Canadian youth pilgrims: “We have the power to move mountains”
Pilgrims visit Wanuskewin heritage site in Saskatchewan – “feeling a deep connection to the earth and First Peoples of our country.” Left to right: Maia Walker, Cassidy Deveau, Aidan Legault, Ayla Hamilton, Katelyn Cody. © Cassidy Deveau
30 July 2015
By Kristine Greenaway*
Young people on a pilgrimage across Canada are discovering what they call the “living ministry of Christ” as they meet groups of Christians who are making a difference in communities throughout the country.
Thirteen young members of the United Church of Canada, a member church of the World Council of Churches (WCC), are travelling from the Pacific to the Atlantic oceans, a distance of 8000 km. It’s an inspiring experience for members of a generation that is coming of age in an era of environmental, financial and social crises.
“I am seeing that as people of faith we can do really great things in the world,” says Aidan Legault, 17. “We have the power to move mountains.”
The trip that began in Vancouver, 4 July, is scheduled to end in Corner Brook, 6 August.

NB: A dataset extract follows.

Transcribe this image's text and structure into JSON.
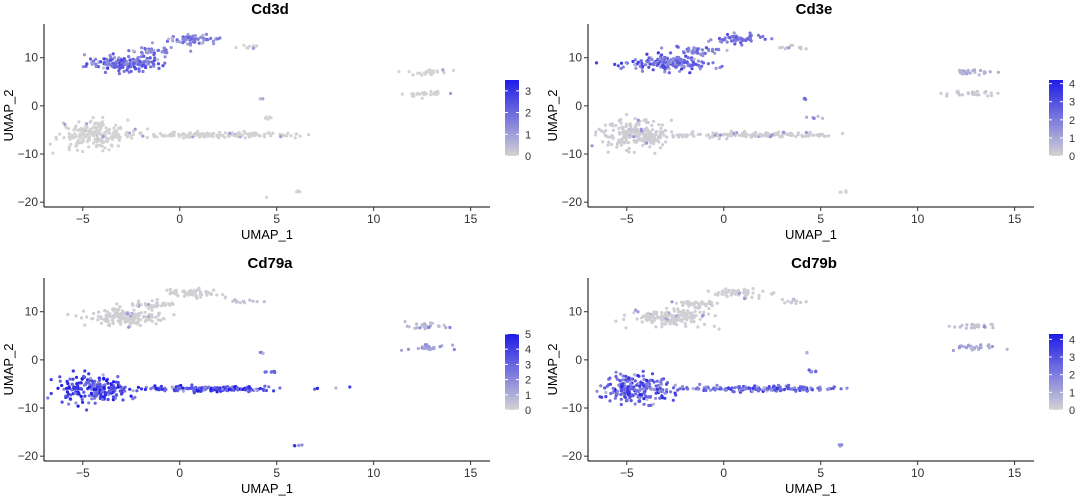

The United Church of Canada’s 42nd General Council gets underway in that city on 8 August. The young pilgrims are delegates with full voting rights. The objective of the pilgrimage is for them to meet people in rural and urban communities who are active in social justice and environmental advocacy.
“Taking part in this pilgrimage is a chance for me to be informed and bring youth points of view to General Council,” says Maia Walker, 18. “We are getting firsthand experience and we are learning in a faith community.”
Legault and Walker shared their reflections on the experience when in Toronto this week at the midpoint of the trip. The two expressed gratitude to the church for offering them opportunities to learn about, and be active in, social justice issues in their home communities. They see their participation in the pilgrimage and in the General Council as a way of “giving back” to their church.
“This pilgrimage is giving me the chance to discover the beauty of this country and its people,” says Legault. “I am seeing that people of faith can do really great things in this world. Like in Winnipeg at a church-run centre that welcomes refugees, where I saw how powerful the church is to help people from around the world who are marginalized.”
“I had a set idea of the church based on my home congregation, but now I see the differences,” Walker adds.
Learning and reflecting during pilgrimage
Walker, who is an artist and advocate for respect of gender identities in church and society, has been involved in the church and deeply committed to social justice concerns most of her life. Travelling across the country, she says, is broadening her perspective on the church and the range and complexities of the social issues it faces. She cites the example of meeting people with different and conflicting perspectives on what to do about extracting and transporting oil.
While travelling through the western province of Alberta, Walker met people who see the oil industry as a source of needed jobs in the province’s aboriginal communities. At the same time, she notes, aboriginal peoples in her home region in the adjacent province of British Columbia know that tankers carrying oil will harm the salmon fishing grounds on which their livelihoods depend.
Legault names the visit to an inner city parish serving homeless people in Vancouver on the Pacific Coast as a highlight of the pilgrimage so far. The mission at First United Church offers more than the traditional Sunday worship service, he says. People living in the streets are offered food, support and spiritual development. Legault was especially impressed by the attitude of mission workers.
“They treat these people with dignity, love and respect,” he says. “Secular society can stigmatize them. The church provides a safe place.”
Spirituality and faith are central to the pilgrimage experience for Legault and Walker.
“We are staying faithfully and spiritually grounded,” Legault explains. “We check in to share our experiences. Our leaders, Alana Martin and James Aitchison, are doing a wonderful job to animate that sharing and exploring. As we learn about our faith, we are learning about our world.”
The itinerary includes opportunities to visit deeply sacred places such as Wanuskewin Heritage Park, an aboriginal site in the province of Saskatchewan where Legault senses the “roots of spirituality.”
The pilgrimage experience will have lasting impact on Legault and Walker. While on the trip, Walker has made the decision to look seriously into training for ministry. Legault is planning on a career in politics.
* Kristine Greenaway is a former WCC Communication Director with extensive experience in covering stories about global and local ecumenism.